1. DS4F can run on a 128GB MacBook. M2.7 is larger (8 bit weights of routed experts). There is to see how it holds at 4 bits. At 2 bits it may not work well at all.
2. Just the KV cache of M2.7 would take ~50GB for 200k tokens AFAIK. It does not have the compressed KV cache that DS4F features.
3. The models are very similar in performances, despite all that. And DS4F is likely getting an update soon.
So it is basically a quasi-frontier model that can run on a 96/128GB MacBook at large context windows. That's non trivial. Likely a coding version could be released in the future.
M2.7 is smaller than DS4, 230B total params vs 284B total params. At any given quantization level, M2.7 will require ~19% less memory for the weights than DS4F at the same quantization level. Both can be quantized to arbitrary precision levels. Larger models like these quantize much better at lower precision than smaller models do. There is still loss, but it's less catastrophic in terms of usability degradation than for say, 27B or 14B or 8B models. Again, n=1, but M2.7 holds up phenomenally well for me with unsloth's IQ2_XXS UD.
>2. Just the KV cache of M2.7 would take ~50GB for 200k tokens AFAIK. It does not have the compressed KV cache that DS4F features.
KV cache weights can also be quantized. At Q8_0, this is essentially lossless. I can fit a 400k context window with Q8_0 KV cache quantization along with unsloth's IQ2_XXS UD weight quantization (plus my running OS) on a machine with just 128 GB of unified memory. Strix Halo, not Apple Silicon. There are more exotic approaches to KV cache quantization with much higher efficiency, like TurboQuant, but this is besides the point.
>3. The models are very similar in performances, despite all that. And DS4F is likely getting an update soon.
Yes, though it's worth noting that DS4F does require about 20% more total memory for weights at any given quantization level (284B vs 230B), will need to shuffle about 30% more data through the pipeline on every forward pass (A13B vs A10B), has much higher hallucination rates per AA, and hasn't been fully post-trained. DS4 isn't a base model, it has been instruct trained, tool trained, etc, but there is a lot of capability that has been left on the table as of current checkpoints, which are what's actually available now.

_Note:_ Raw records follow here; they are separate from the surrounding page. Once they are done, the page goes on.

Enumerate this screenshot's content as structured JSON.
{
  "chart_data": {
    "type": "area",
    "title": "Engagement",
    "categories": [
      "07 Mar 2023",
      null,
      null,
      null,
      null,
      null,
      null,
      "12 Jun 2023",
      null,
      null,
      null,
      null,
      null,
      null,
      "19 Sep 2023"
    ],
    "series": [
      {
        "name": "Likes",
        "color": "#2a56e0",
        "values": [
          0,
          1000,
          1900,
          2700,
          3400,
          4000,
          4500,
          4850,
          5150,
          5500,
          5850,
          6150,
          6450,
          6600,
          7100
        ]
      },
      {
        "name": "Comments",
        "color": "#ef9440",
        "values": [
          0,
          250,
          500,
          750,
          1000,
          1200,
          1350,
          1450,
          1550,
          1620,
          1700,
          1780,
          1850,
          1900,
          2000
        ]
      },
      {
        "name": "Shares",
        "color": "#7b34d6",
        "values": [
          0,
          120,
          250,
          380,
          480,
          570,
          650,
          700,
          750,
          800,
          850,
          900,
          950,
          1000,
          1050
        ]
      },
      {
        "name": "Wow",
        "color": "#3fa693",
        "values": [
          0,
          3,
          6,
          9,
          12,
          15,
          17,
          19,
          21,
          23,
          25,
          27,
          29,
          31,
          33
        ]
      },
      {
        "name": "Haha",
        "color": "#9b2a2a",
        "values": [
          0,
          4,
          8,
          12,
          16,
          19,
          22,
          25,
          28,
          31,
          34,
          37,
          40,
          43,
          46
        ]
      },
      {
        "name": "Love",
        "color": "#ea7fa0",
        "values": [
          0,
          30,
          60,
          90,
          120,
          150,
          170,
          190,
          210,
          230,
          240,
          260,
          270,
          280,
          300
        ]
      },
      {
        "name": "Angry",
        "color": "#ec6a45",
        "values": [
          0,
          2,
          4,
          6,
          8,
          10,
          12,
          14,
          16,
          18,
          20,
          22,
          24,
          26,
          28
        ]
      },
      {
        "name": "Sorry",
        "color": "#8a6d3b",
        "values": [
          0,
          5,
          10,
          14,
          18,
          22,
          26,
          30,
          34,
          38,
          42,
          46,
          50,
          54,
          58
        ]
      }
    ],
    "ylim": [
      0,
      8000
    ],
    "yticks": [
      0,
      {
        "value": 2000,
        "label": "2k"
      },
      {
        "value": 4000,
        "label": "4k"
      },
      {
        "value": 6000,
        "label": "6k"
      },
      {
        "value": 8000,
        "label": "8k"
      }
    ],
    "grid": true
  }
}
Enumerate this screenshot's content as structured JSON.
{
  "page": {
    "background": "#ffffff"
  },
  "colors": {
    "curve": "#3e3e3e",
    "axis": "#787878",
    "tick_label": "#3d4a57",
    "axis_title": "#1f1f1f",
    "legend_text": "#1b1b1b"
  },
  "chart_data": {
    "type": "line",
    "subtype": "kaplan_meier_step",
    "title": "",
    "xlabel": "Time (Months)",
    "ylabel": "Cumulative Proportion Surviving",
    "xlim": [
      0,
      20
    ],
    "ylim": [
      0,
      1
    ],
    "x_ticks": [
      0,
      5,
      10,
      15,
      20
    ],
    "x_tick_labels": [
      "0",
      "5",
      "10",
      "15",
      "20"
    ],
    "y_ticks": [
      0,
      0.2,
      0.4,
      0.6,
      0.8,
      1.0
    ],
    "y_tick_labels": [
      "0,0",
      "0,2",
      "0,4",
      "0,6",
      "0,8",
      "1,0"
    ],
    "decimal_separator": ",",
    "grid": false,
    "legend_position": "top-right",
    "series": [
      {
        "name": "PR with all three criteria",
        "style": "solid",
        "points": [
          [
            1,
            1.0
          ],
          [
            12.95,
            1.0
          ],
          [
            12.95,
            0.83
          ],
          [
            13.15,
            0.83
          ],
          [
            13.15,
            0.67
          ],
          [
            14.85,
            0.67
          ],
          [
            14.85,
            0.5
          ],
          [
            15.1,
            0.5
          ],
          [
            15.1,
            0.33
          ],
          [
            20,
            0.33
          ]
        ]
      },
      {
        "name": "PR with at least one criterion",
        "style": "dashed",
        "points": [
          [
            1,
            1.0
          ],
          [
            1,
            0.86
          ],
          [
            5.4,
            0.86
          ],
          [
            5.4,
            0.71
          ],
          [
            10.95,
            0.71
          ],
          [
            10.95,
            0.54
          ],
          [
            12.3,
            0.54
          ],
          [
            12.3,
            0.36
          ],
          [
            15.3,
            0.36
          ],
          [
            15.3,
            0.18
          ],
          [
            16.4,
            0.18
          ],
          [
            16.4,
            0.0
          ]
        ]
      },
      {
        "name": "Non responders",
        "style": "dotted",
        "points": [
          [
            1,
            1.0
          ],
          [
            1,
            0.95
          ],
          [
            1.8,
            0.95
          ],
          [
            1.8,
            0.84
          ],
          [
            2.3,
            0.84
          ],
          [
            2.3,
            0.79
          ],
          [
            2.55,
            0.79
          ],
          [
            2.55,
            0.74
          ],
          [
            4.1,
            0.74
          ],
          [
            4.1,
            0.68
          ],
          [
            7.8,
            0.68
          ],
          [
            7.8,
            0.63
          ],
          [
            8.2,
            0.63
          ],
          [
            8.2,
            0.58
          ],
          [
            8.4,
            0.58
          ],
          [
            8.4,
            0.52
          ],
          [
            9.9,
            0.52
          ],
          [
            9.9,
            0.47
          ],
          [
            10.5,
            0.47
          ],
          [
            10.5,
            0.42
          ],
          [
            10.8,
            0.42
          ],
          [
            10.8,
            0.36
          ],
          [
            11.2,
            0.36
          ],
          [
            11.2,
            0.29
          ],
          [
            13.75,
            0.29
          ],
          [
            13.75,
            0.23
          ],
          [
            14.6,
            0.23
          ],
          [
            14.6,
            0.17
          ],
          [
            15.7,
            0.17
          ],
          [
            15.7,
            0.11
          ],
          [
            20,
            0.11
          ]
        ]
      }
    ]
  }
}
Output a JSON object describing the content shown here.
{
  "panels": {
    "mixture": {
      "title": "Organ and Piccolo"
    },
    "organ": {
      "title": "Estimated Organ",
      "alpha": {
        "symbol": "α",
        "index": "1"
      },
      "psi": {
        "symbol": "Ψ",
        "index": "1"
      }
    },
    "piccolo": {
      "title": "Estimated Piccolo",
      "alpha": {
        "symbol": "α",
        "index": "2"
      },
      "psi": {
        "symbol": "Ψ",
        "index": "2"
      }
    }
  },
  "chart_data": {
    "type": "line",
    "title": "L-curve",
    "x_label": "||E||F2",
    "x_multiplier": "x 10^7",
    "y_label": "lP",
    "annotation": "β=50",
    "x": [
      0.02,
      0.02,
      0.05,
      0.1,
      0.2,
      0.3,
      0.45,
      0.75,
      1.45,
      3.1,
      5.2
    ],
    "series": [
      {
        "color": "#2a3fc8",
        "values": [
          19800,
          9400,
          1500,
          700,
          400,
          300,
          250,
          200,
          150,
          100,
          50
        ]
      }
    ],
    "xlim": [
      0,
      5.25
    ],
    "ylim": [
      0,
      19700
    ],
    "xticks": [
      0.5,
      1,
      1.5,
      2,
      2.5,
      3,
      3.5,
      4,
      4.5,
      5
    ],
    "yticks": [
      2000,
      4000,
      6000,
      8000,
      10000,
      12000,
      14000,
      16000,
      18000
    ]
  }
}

>So it is basically a quasi-frontier model that can run on a 96/128GB MacBook at large context windows. That's non trivial. Likely a coding version could be released in the future.
MiniMax M2.7 fits into this same box - quasi-frontier model that can run on 96/128GB unified memory platforms with a large context window. You're right that it's non-trivial. My preference comes in part from the fact that M2.7 already is coding focused, and had been out for almost 2 months before DS4F showed up.
By the way, in spite of my preference for M2.7 over DS4F (and for Vulkan over ROCm on my hardware), I'm a big fan of your work on DarkStar 4. I admire what you've achieved with the project, how much work you've put into it, and your willingness to share that with the world, too. Thank you for your contributions to the open LLM ecosystem.